Causes of false positive rises in troponin levels.
Renal failure, pulmonary embolism, congestive heart failure and myocarditis.
ECG changes for NSTEMI and Unstable angina
- Transient ST depression or elevation, T wave flattening/inversion, and occasionally pseudonormalization of the T wave.
This is when an inverted T wave flips back around to become normal and often indicates the re-occlusion of a previously blocked artery. ECG change often starts as a peaked T wave.
- Often ECG appears normal
STEMI Management
- Refer to catheter lab immediately and gain IV access unless uncertain of the diagnosis.
- M: Morphine
O: Oxygen
N: Nitrates
A: Aspirin ( 300mg loading dose with 75 oral dose for life). - Prasugrel used for PPCI patients, ( Clopidogrel used for patients above 75, below 60kg, or have had a previous TIA or stroke
- PCI: Primary therapeutic measure as 95% of the time restores blood flow to the affected artery therefore relieving symptoms.
- Ongoing medications:
. Beta blockers, 1.25mg oral dose ( avoid in hypotension or shock).
. Ramipril, 2.5mg ( avoid in kidney failure).
. Statins, 80mg, ( aim to reduce non- HDL’s
by 40%). - Ongoing lifestyle management such as control of diabetes, diet, HTN, and to stop smoking.
NSTEMI and Unstable Angina management
- Pain relief with morphine
- Aspirin, ( 300mg loading and 75mg ongoing).
-Enoxaparin for 48 hours - Repeat ECG
Risk factors for stable angina
Smoking, HTN, diabetes, hypercholesterolaemia, and family history.
Causes of angina
- Most common is coronary artery disease. With angina try and assess the likelihood of this progressing into something more morbid.
- Aortic stenosis, hypertensive heart disease, and hypertrophic cardiomyopathy.
Screening of CAD
Use table provided by trust to calculate the Coronary Artery Disease risk, if the percentage chance of complication is 61-90% offer invasive therapy, if it’s 31-60% offer imaging and if it’s below 30% do a CT calcium scoring. If 0 there is very small likelihood of significant coronary disease.
Drug treatment for Stable Angina
- 75mg OD of aspirin, give Clopidogrel if aspirin contra-indicated.
- Prescribe sublingual GTN spray and instruct on when to use it. Can give long term nitrates but be aware of nitrate sensitivity.
- Beta blockers for rate limitation and symptom control. Give Ivabradine if Propranolol is contra-indicated but don’t give either if the heart rate is below 70bpm.
- Should give statins to reduce overall cardiovascular risk.
Causes of Heart Failure
IHD, Hypertension, Valvular Heart Disease, Atrial Fibrillation, Cardiomyopathy, (e.g. hypertrophic heart or dilated ventricles).

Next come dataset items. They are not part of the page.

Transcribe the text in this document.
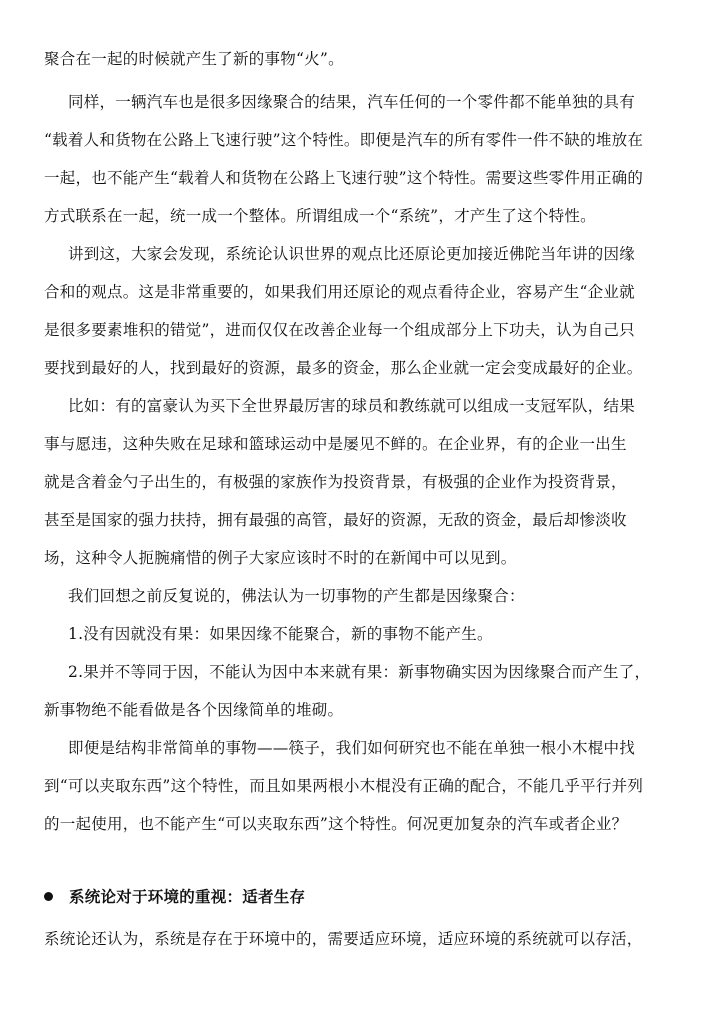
聚合在一起的时候就产生了新的事物“火”。
同样，一辆汽车也是很多因缘聚合的结果，汽车任何的一个零件都不能单独的具有
“载着人和货物在公路上飞速行驶”这个特性。即便是汽车的所有零件一件不缺的堆放在
一起，也不能产生“载着人和货物在公路上飞速行驶”这个特性。需要这些零件用正确的
方式联系在一起，统一成一个整体。所谓组成一个“系统”，才产生了这个特性。
讲到这，大家会发现，系统论认识世界的观点比还原论更加接近佛陀当年讲的因缘
合和的观点。这是非常重要的，如果我们用还原论的观点看待企业，容易产生“企业就
是很多要素堆积的错觉”，进而仅仅在改善企业每一个组成部分上下功夫，认为自己只
要找到最好的人，找到最好的资源，最多的资金，那么企业就一定会变成最好的企业。
比如：有的富豪认为买下全世界最厉害的球员和教练就可以组成一支冠军队，结果
事与愿违，这种失败在足球和篮球运动中是屡见不鲜的。在企业界，有的企业一出生
就是含着金勺子出生的，有极强的家族作为投资背景，有极强的企业作为投资背景，
甚至是国家的强力扶持，拥有最强的高管，最好的资源，无敌的资金，最后却惨淡收
场，这种令人扼腕痛惜的例子大家应该时不时的在新闻中可以见到。
我们回想之前反复说的，佛法认为一切事物的产生都是因缘聚合：
1.没有因就没有果：如果因缘不能聚合，新的事物不能产生。
2.果并不等同于因，不能认为因中本来就有果：新事物确实因为因缘聚合而产生了，
新事物绝不能看做是各个因缘简单的堆砌。
即便是结构非常简单的事物——筷子，我们如何研究也不能在单独一根小木棍中找
到“可以夹取东西”这个特性，而且如果两根小木棍没有正确的配合，不能几乎平行并列
的一起使用，也不能产生“可以夹取东西”这个特性。何况更加复杂的汽车或者企业？
系统论对于环境的重视：适者生存
系统论还认为，系统是存在于环境中的，需要适应环境，适应环境的系统就可以存活，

What are the 2 types of Heart Failure
- HFReF: Due to a systolic issue therefore investigate problems with pumping.
- HFPeF: Due to a filling issue therefore check for changes in the heart structures or any valvular issues.
- Diagnose between the two by using an echocardiogram
Symptoms of Heart Failure
SOB, Fatigue and weakness, Swelling in the legs, inability to exercise, rapid or irregular heartbeat.
Investigations for HF
Renal function (check for reason of fluid retention), FBC, LFT’s, TFT’s,
- BNP: Identifies patients with LV dysfunction. A value below 100 should rule out acute heart failure. However values above this don’t point directly to the diagnosis. Can be caused by general chamber strain or Atrial Fibrillation.
- Can perform Cardiac MRI if the echocardiogram is inconclusive as focus in more on the RV and scar tissue formation.
CXR Findings for HF
Cardiomegaly, Pleural effusions, Perihilar consolidations, Alveolar oedema…
HF Management
- Lifestyle: Stop smoking and drinking, salt restriction and general fluid restriction especially with general hyponatraemia.
- Medication:
1) Diuretics. 40-500mg of Furosemide is the first line treatment. Can add thiazide diuretic if needed. If the patient becomes hypokalaemic you can add ACEi (often added anyway to bring BP down), if still persists you can add Spironolactone.
2) ARB’s can be used instead of ACEi if hypokalemia isn’t a problem.
3) Beta blockers if systolic BP is over 100 with a resting heart rate of over 60. Start Bisoprolol at 1.25mg for one week and increase by 1.25 every 1-4 weeks, (look at workbook for exact values). At the end you should be on 10mg OD.
IVABRADINE if beta blockers contra-indicated, also slows down the HR. Ensure the patient has a sinus rhythm first.